Читать книгу Multi-Processor System-on-Chip 1 - Liliana Andrade - Страница 22
1.3.2. Processor capabilities for low-power machine learning inference
ОглавлениеSelecting the right processor is key to achieving high efficiency for the implementation of low/mid-end machine learning inference. In this section, we will describe a number of key capabilities of the DSP-enhanced ARC EM9D processor and illustrate how they can be used to implement neural network processing efficiently.
As described earlier, the dot-product operation on input samples and weights is a dominant computation. The key primitive for implementing the dot product is the multiply-accumulate (MAC) operation, which can be used to incrementally sum up the products of input samples and weights. Vectorization of the MAC operations is an important way to increase the efficiency of neural network processing. Figure 1.5 illustrates two types of vector MAC instructions of the ARC EM9D processor.
Figure 1.5. Two types of vector MAC instructions of the ARC EM9D processor
Both of these vector MAC instructions operate on 2x16-bit vector operands. The DMAC instruction on the left is a dual-MAC that can be used to implement a dot product, with A1 and A2 being two neighboring samples from the input map and B1 and B2 being two neighboring weights from the weight kernel. The ARC EM9D processor supports 32-bit accumulators for which an additional eight guard bits can be enabled to avoid overflow. The DMAC operation can effectively be used for weight kernels with an even width, reducing the number of MAC instructions by a factor of two compared to a scalar implementation. However, for weight kernels with an odd width, this instruction is less effective. In such cases, the VMAC instruction, shown on the right in Figure 1.5, can be used to perform two dot-product operations in parallel, accumulating intermediate results into two accumulators. In case the weight kernel “moves” over the input map with a stride of one, A1 and A2 are two neighboring samples from the input map and the value of B1 and B2 is the same weight that is applied to both A1 and A2.

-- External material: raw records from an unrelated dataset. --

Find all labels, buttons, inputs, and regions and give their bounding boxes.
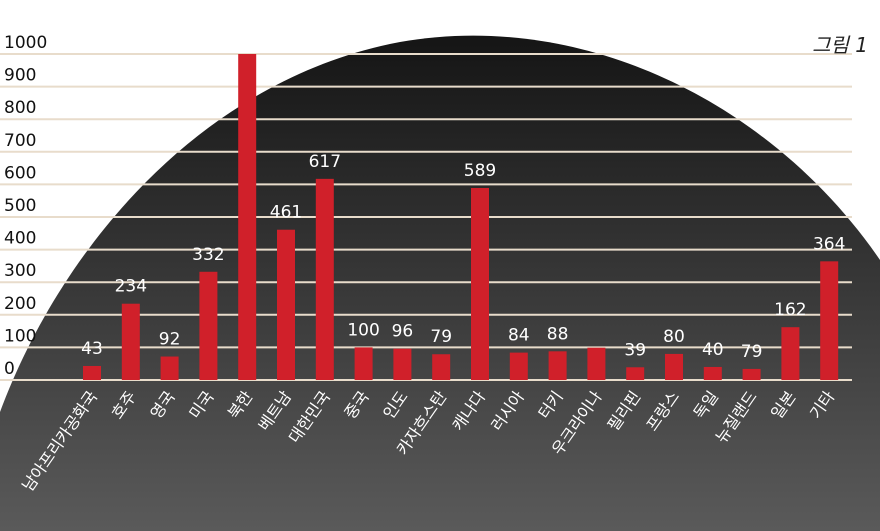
background-dome [0,35,880,531]
bar-12 [548,351,567,380]
bar-17 [742,368,761,380]
value-label-19: 364 [813,234,845,254]
bar-13 [587,347,606,380]
value-label-12: 88 [547,324,569,344]
bars [83,54,839,380]
bar-16 [703,366,722,380]
bar-11 [509,352,528,380]
value-labels: 43 234 92 332 461 617 100 96 79 589 84 88 39 80 40 79 16… [81,152,845,362]
value-label-18: 162 [774,300,806,320]
bar-6 [315,178,334,380]
value-label-0: 43 [81,339,103,359]
y-tick-label: 100 [4,326,36,346]
y-tick-label: 800 [4,98,36,118]
y-tick-label: 700 [4,131,36,151]
bar-8 [393,348,412,380]
value-label-8: 96 [392,322,414,342]
bar-9 [432,354,451,380]
y-tick-label: 200 [4,294,36,314]
figure-label: 그림 1 [812,33,868,57]
bar-10 [471,187,489,380]
value-label-10: 589 [464,161,496,181]
bar-5 [277,229,295,380]
value-label-7: 100 [347,320,379,340]
value-label-3: 332 [192,245,224,265]
y-axis-ticks: 0 100 200 300 400 500 600 700 800 900 1000 [4,33,47,379]
y-tick-label: 0 [4,359,15,379]
bar-15 [665,353,683,380]
bar-18 [781,327,800,380]
value-label-17: 79 [741,342,763,362]
bar-19 [820,261,839,380]
y-tick-label: 500 [4,196,36,216]
value-label-9: 79 [430,327,452,347]
bar-2 [160,356,179,380]
y-tick-label: 300 [4,261,36,281]
value-label-16: 40 [702,340,724,360]
value-label-2: 92 [159,330,181,350]
bar-3 [199,271,218,380]
y-tick-label: 900 [4,66,36,86]
value-label-15: 80 [663,327,685,347]
gridlines [0,53,852,381]
value-label-14: 39 [624,340,646,360]
value-label-5: 461 [270,203,302,223]
y-tick-label: 400 [4,229,36,249]
bar-14 [626,367,645,380]
value-label-1: 234 [115,277,147,297]
y-tick-label: 1000 [4,33,47,53]
value-label-11: 84 [508,326,530,346]
value-label-6: 617 [309,152,341,172]
bar-7 [354,347,373,380]
bar-1 [121,303,140,380]
bar-0 [83,365,101,380]
bar-4 [238,54,257,380]
y-tick-label: 600 [4,163,36,183]
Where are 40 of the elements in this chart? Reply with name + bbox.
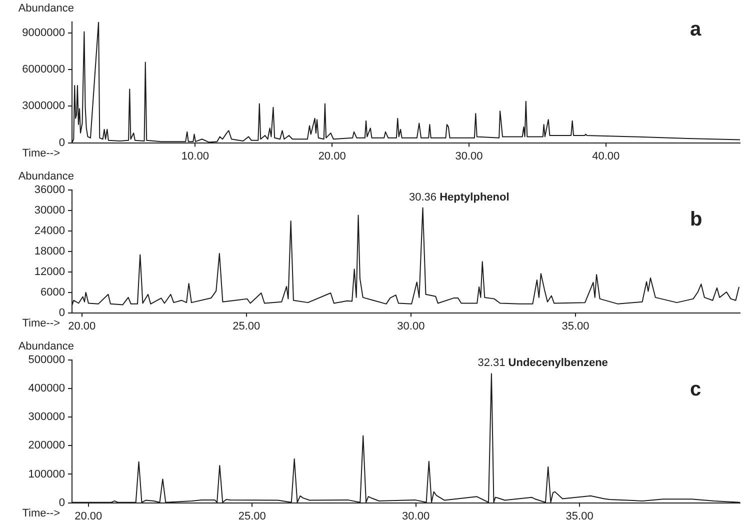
y-tick-label: 6000: [40, 286, 65, 298]
y-tick-label: 24000: [34, 224, 65, 237]
x-tick-label: 20.00: [318, 150, 346, 162]
x-axis-title: Time-->: [22, 317, 60, 330]
x-tick-label: 40.00: [592, 150, 620, 162]
annotation: b: [690, 208, 702, 231]
x-tick-label: 10.00: [181, 150, 209, 162]
y-tick-label: 200000: [28, 440, 65, 452]
y-tick-label: 9000000: [22, 27, 65, 40]
y-axis-title: Abundance: [18, 170, 74, 183]
y-tick-label: 500000: [28, 354, 65, 366]
x-axis-title: Time-->: [22, 507, 60, 520]
y-tick-label: 6000000: [22, 64, 65, 76]
x-tick-label: 35.00: [566, 510, 594, 522]
y-axis-title: Abundance: [18, 340, 74, 353]
x-tick-label: 30.00: [397, 320, 425, 332]
y-tick-label: 0: [58, 496, 65, 509]
annotation: a: [690, 18, 702, 41]
annotation: c: [690, 378, 702, 401]
x-tick-label: 30.00: [455, 150, 483, 162]
x-tick-label: 35.00: [562, 320, 590, 332]
y-tick-label: 300000: [28, 411, 65, 424]
annotation: 32.31 Undecenylbenzene: [478, 357, 608, 370]
x-tick-label: 20.00: [74, 510, 102, 522]
y-tick-label: 0: [58, 306, 65, 319]
y-tick-label: 36000: [34, 184, 65, 196]
y-tick-label: 3000000: [22, 100, 65, 112]
y-tick-label: 100000: [28, 468, 65, 480]
y-tick-label: 30000: [34, 204, 65, 216]
y-tick-label: 18000: [34, 245, 65, 258]
x-tick-label: 25.00: [238, 510, 266, 522]
y-tick-label: 12000: [34, 266, 65, 278]
y-tick-label: 400000: [28, 382, 65, 395]
x-tick-label: 20.00: [68, 320, 96, 332]
x-tick-label: 25.00: [232, 320, 260, 332]
x-axis-title: Time-->: [22, 147, 60, 160]
x-tick-label: 30.00: [402, 510, 430, 522]
y-axis-title: Abundance: [18, 2, 74, 15]
y-tick-label: 0: [58, 136, 65, 149]
annotation: 30.36 Heptylphenol: [409, 191, 510, 204]
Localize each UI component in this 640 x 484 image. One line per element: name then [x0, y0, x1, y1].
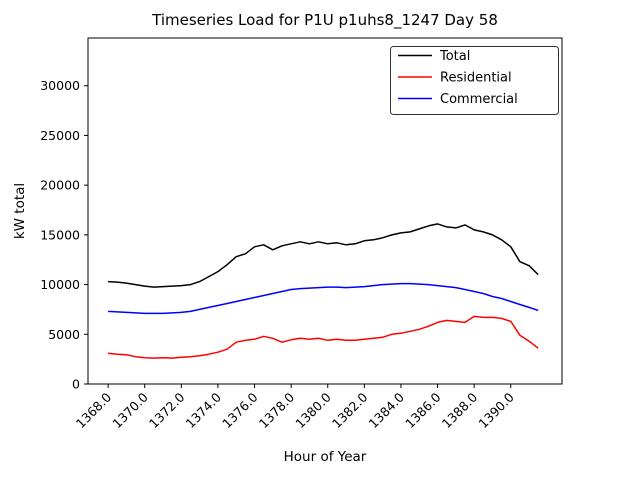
y-tick-label: 20000	[40, 178, 80, 193]
y-tick-label: 10000	[40, 277, 80, 292]
y-tick-label: 25000	[40, 128, 80, 143]
x-tick-label: 1386.0	[402, 389, 444, 431]
series-line-total	[108, 223, 539, 288]
y-tick-label: 5000	[48, 327, 80, 342]
series-line-commercial	[108, 282, 539, 315]
y-axis-ticks: 0 5000 10000 15000 20000 25000 30000	[40, 78, 88, 392]
x-tick-label: 1374.0	[183, 389, 225, 431]
x-tick-label: 1376.0	[219, 389, 261, 431]
y-tick-label: 30000	[40, 78, 80, 93]
x-axis-ticks: 1368.01370.01372.01374.01376.01378.01380…	[73, 384, 517, 431]
y-axis-label: kW total	[12, 183, 28, 239]
x-tick-label: 1378.0	[256, 389, 298, 431]
x-axis-label: Hour of Year	[284, 449, 367, 465]
legend: Total Residential Commercial	[390, 46, 559, 115]
x-tick-label: 1382.0	[329, 389, 371, 431]
x-tick-label: 1388.0	[439, 389, 481, 431]
x-tick-label: 1368.0	[73, 389, 115, 431]
y-tick-label: 15000	[40, 227, 80, 242]
plot-area-border	[87, 37, 563, 385]
legend-label-residential: Residential	[440, 71, 512, 86]
series-line-residential	[108, 315, 539, 359]
legend-label-commercial: Commercial	[440, 92, 518, 107]
legend-box	[390, 46, 559, 115]
x-tick-label: 1372.0	[146, 389, 188, 431]
x-tick-label: 1390.0	[475, 389, 517, 431]
x-tick-label: 1370.0	[109, 389, 151, 431]
legend-items: Total Residential Commercial	[398, 49, 518, 107]
data-series	[108, 223, 539, 359]
y-tick-label: 0	[72, 377, 80, 392]
chart-title: Timeseries Load for P1U p1uhs8_1247 Day …	[151, 11, 498, 30]
x-tick-label: 1380.0	[292, 389, 334, 431]
x-tick-label: 1384.0	[366, 389, 408, 431]
legend-label-total: Total	[439, 49, 470, 64]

Efficient execution of the dot-product operations requires not only proper vector MAC instructions, but also sufficient memory bandwidth to feed operands to these MAC instructions, as well as ways to avoid overhead for performing address updates, data size conversions, etc. For these purposes, the ARC EM9D processor provides XY memory with advanced address generation. Simply, the XY architecture provides up to three logical memories that the processor can access concurrently, as illustrated in Figure 1.6. The processor can access memory through a regular load, store instruction or enable a functional unit to perform memory accesses through address generation units (AGUs). An AGU can be set up with an address pointer to data in one of the memories and a prescription, or modifier, to update this address pointer in a particular way when a data access is performed through the AGU. After the setup, the AGUs can be used in instructions for directly accessing operands and storing results from/to memory. No explicit load or store instructions need to be executed for these operands and results. Typically, an AGU is set up before a software loop and then used repeatedly as data is traversed inside the loop.

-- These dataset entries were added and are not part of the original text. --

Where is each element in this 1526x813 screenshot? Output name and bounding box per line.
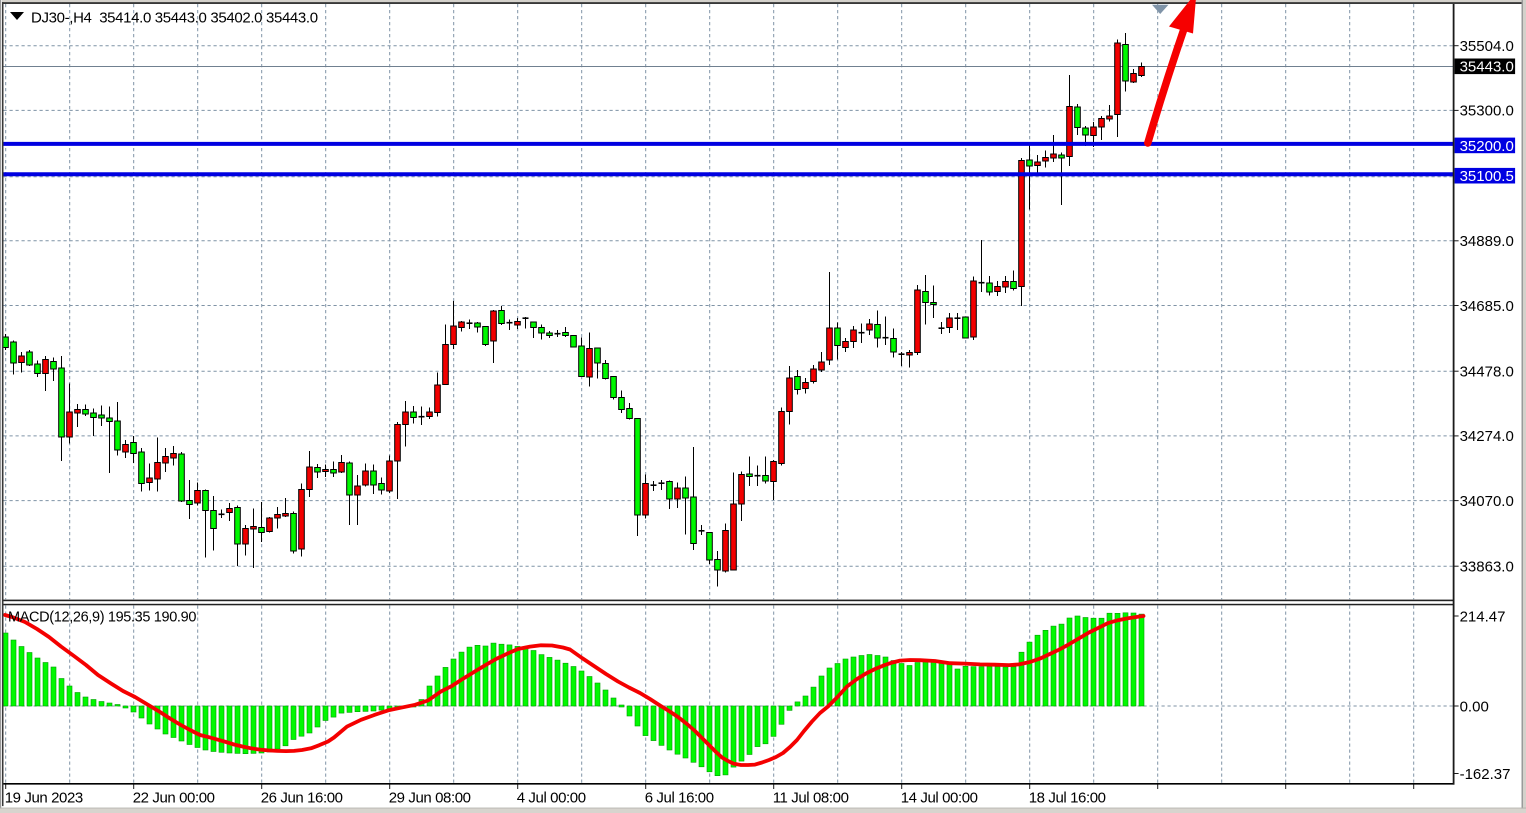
svg-text:34685.0: 34685.0 [1460,298,1514,315]
svg-text:DJ30-,H4 35414.0 35443.0 3540: DJ30-,H4 35414.0 35443.0 35402.0 35443.0 [31,10,318,27]
svg-text:34478.0: 34478.0 [1460,364,1514,381]
svg-text:29 Jun 08:00: 29 Jun 08:00 [389,789,471,806]
svg-text:MACD(12,26,9) 195.35 190.90: MACD(12,26,9) 195.35 190.90 [8,610,196,626]
svg-text:18 Jul 16:00: 18 Jul 16:00 [1029,789,1106,806]
svg-text:34274.0: 34274.0 [1460,428,1514,445]
svg-text:35300.0: 35300.0 [1460,103,1514,120]
svg-text:4 Jul 00:00: 4 Jul 00:00 [517,789,586,806]
svg-text:19 Jun 2023: 19 Jun 2023 [5,789,83,806]
svg-text:35443.0: 35443.0 [1460,59,1514,76]
svg-text:33863.0: 33863.0 [1460,559,1514,576]
svg-text:14 Jul 00:00: 14 Jul 00:00 [901,789,978,806]
svg-text:34889.0: 34889.0 [1460,233,1514,250]
svg-text:35100.5: 35100.5 [1460,168,1514,185]
svg-text:-162.37: -162.37 [1460,766,1511,783]
svg-text:6 Jul 16:00: 6 Jul 16:00 [645,789,714,806]
svg-text:214.47: 214.47 [1460,608,1506,625]
svg-text:35200.0: 35200.0 [1460,138,1514,155]
svg-text:0.00: 0.00 [1460,698,1489,715]
svg-text:11 Jul 08:00: 11 Jul 08:00 [773,789,849,806]
svg-text:22 Jun 00:00: 22 Jun 00:00 [133,789,215,806]
svg-text:26 Jun 16:00: 26 Jun 16:00 [261,789,343,806]
svg-text:34070.0: 34070.0 [1460,493,1514,510]
svg-text:35504.0: 35504.0 [1460,38,1514,55]
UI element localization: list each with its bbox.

Figure 1.6. ARC EM9D processor with XY memory and address generation units
The AGUs support the following features relevant to machine learning inference:
– multiple modifiers per address pointer, which allow different schemes for address pointer updates to be prescribed and used. For example, a 2D access pattern can be supported by having one modifier prescribing a small horizontal stride within a row in the input map and another modifier prescribing a large stride to move the pointer to the next row in the input map;
– data size conversions, which allow, for example, 2x8-bit data to be expanded on the fly for use as a 2x16-bit vector operand. No extra instructions for unpacking and sign extension are required;
– replications, which allow data values to be replicated on the fly into vectors. For example, a single weight value may be replicated into a 2x16 vector for use in the VMAC instruction as discussed above.
In summary, the use of XY memory and AGUs enables very efficient code as no instructions are needed to load and store data, perform pointer math, or convert and rearrange data. All of these are performed implicitly while accessing data through the AGUs, with up to three memory accesses per cycle. In the next section, we present code examples that illustrate the use of the processor’s XY memory and AGUs for machine learning inference.

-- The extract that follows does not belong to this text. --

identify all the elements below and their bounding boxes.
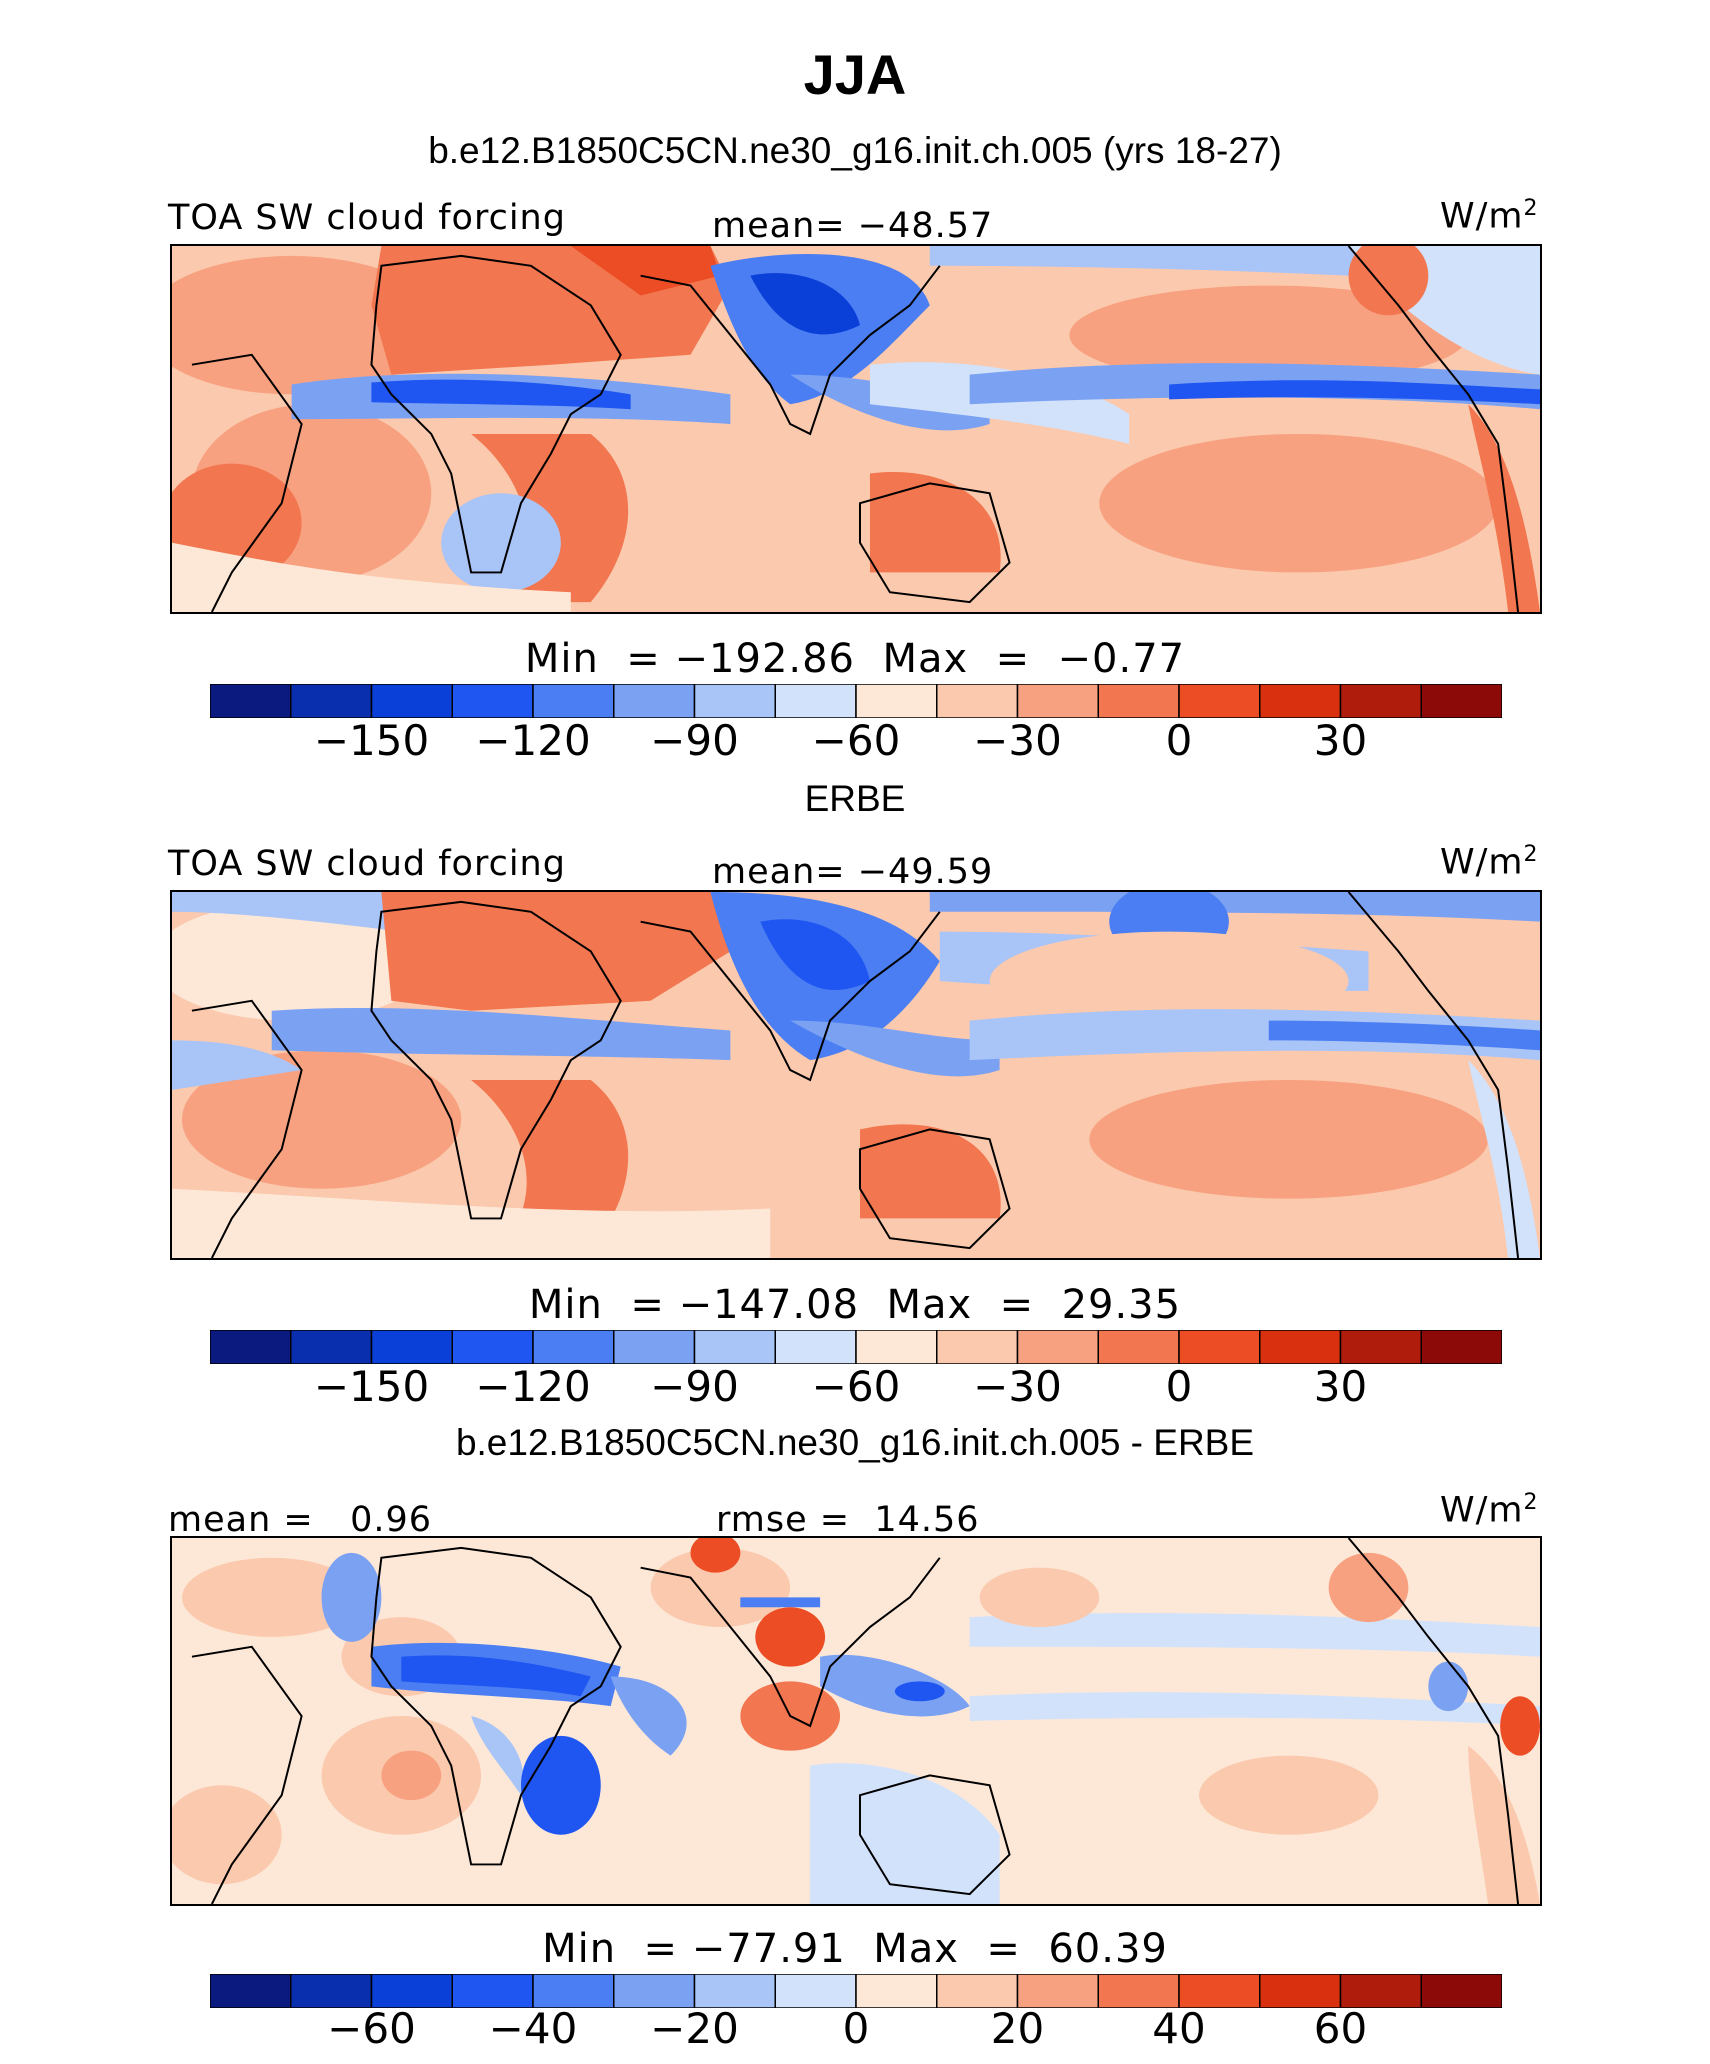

Most other embedded processors have to issue explicit load and store instructions to perform accesses to memory. In a single-issue processor, the execution of these instructions may consume a significant portion of the available cycles, effectively reducing the throughput in MACs/cycle. Multi-issue processors, such as VLIW processors, aim to perform the load and store operations in parallel to compute operations (such as the MACs) to increase throughput. However, since wide instructions have to be used, this comes at the price of larger code size and higher power consumption in the instruction memory.